Before I jump into what container means and how containerization improves modern-day application deployment. The default way to deploy an application was on its own physical computer. To set one up, you would find some;
• Physical space,
• Network connectivity,
• Install an operating system,
• Any software dependencies, and
• The application itself.
If you need more processing power, redundancy, security, or scalability, what would you do?
Well, you would have to add more computers. It was very common for each computer to have a single purpose. For example database, web server, or content delivery.
This practice, as you might imagine, wasted resources, and took a lot of time to deploy, maintain, and scale. It also was not very portable. Applications were built for a specific operating system and sometimes even for the specific hardware as well.
In comes the dawn of virtualization. Virtualization helped by making it possible to run many virtual servers and operating systems on the same physical computer. A hypervisor is the software layer that breaks the dependencies of an operating system with its underlying hardware and allows several virtual machines to share that same hardware. KVM is one well‑known hypervisor.

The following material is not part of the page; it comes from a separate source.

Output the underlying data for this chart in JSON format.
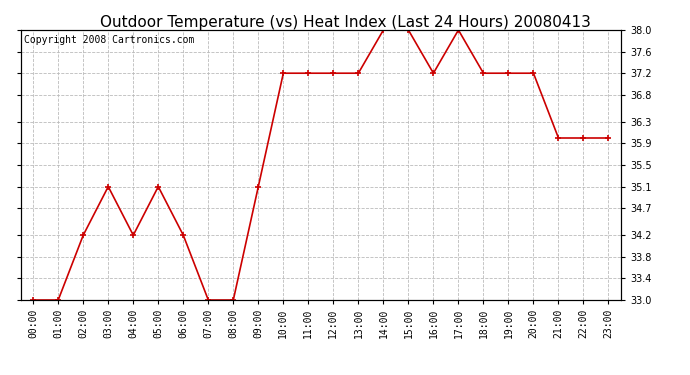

Today, you can use virtualization to deploy a new service quickly. Now adopting virtualization means that it takes us less time to deploy new solutions. We waste less of the resources on those physical computers that we are using. We get some improved portability because virtual machines can be imaged and then moved around.
However, the application, all its dependencies, and operating system are still bundled together. It is not very easy to move from a VM from one hypervisor product to another. Every time you start up a VM, its operating system still takes time to boot up.
Running multiple applications within a single VM also creates another tricky problem. Applications that share dependencies are not isolated from each other. The resource requirements from one application can starve out other applications of the resources that they need.
A dependency upgrade for one application might cause another to stop working. You can try to solve this problem with rigorous software engineering policies. For example, you could lock down the dependencies that no application can make changes to. But this leads to new problems because dependencies do need to be upgraded occasionally.
You can add integration tests to ensure that applications work. Integration tests are great, but dependency problems can cause new failure modes that are hard to troubleshoot. It really slows down development if you must rely on integration tests to just perform basic integrity checks of your application environment.
Now the VM‑centric way to solve this problem is to run a dedicated virtual machine for each application. Each application maintains its own dependencies, and the kernel is isolated. So, one application will not affect the performance of another. What you can get, as you can see here, are two complete copies of the kernel that are running. But here too we can run into issues as you are probably thinking. Scale this approach to hundreds of thousands of applications, and you can quickly see the limitation.
Just imagine trying to do a simple kernel update. So for large systems, dedicated VMs are redundant and wasteful. VMs are also relatively slow to start up because the entire operating system must boot.
A more efficient way to resolve the dependency problem is to implement abstraction at the level of the application and its dependencies. You don't have to virtualize the entire machine or even the entire operating system, but just the userspace. The user space is all the code that resides above the kernel and includes the applications and their dependencies. This is what it means to create containers. Containers are isolated user spaces for running application code.
Containers are lightweight because they don't carry a full operating system. They can be scheduled or packed tightly onto the underlying system, which is very efficient. They can be created and shut down very quickly because you're just starting and stopping the processes that make up the application. And not booting up an entire VM and initializing an operating system for each application. Developers appreciate this level of abstraction because they don't want to worry about the rest of this system.
Containerization is the next step in the evolution of managing code. You now understand containers as delivery vehicles for application code. They're lightweight, standalone, resource‑efficient, portable execution packages. You develop application code in the usual way, on desktops, laptops, and servers. The container allows you to execute your final code on VMs without worrying about software dependencies like;
• Application runtime,
• System tools,
• System libraries, and
• Other settings.
You package your code with all the dependencies it needs, and the engine that executes your container is responsible for making them available at runtime.
Containers appeal to developers because they're an application-centric way to deliver high‑performing and scalable applications. Containers also allow developers to safely make assumptions about the underlying hardware and software. With the Linux kernel underneath, you no longer have code that works on your laptop but doesn't work in production. The container is the same and runs the same anywhere. If you make incremental changes to a container based on a production image, you can deploy it very quickly with a single file copy. This speeds up your development process.
Finally, containers make it easier to build applications that use the microservices design pattern, which is loosely coupled, fine‑grained components. This modular design pattern allows the operating system to scale and also upgrade components of an application without affecting the application as a whole.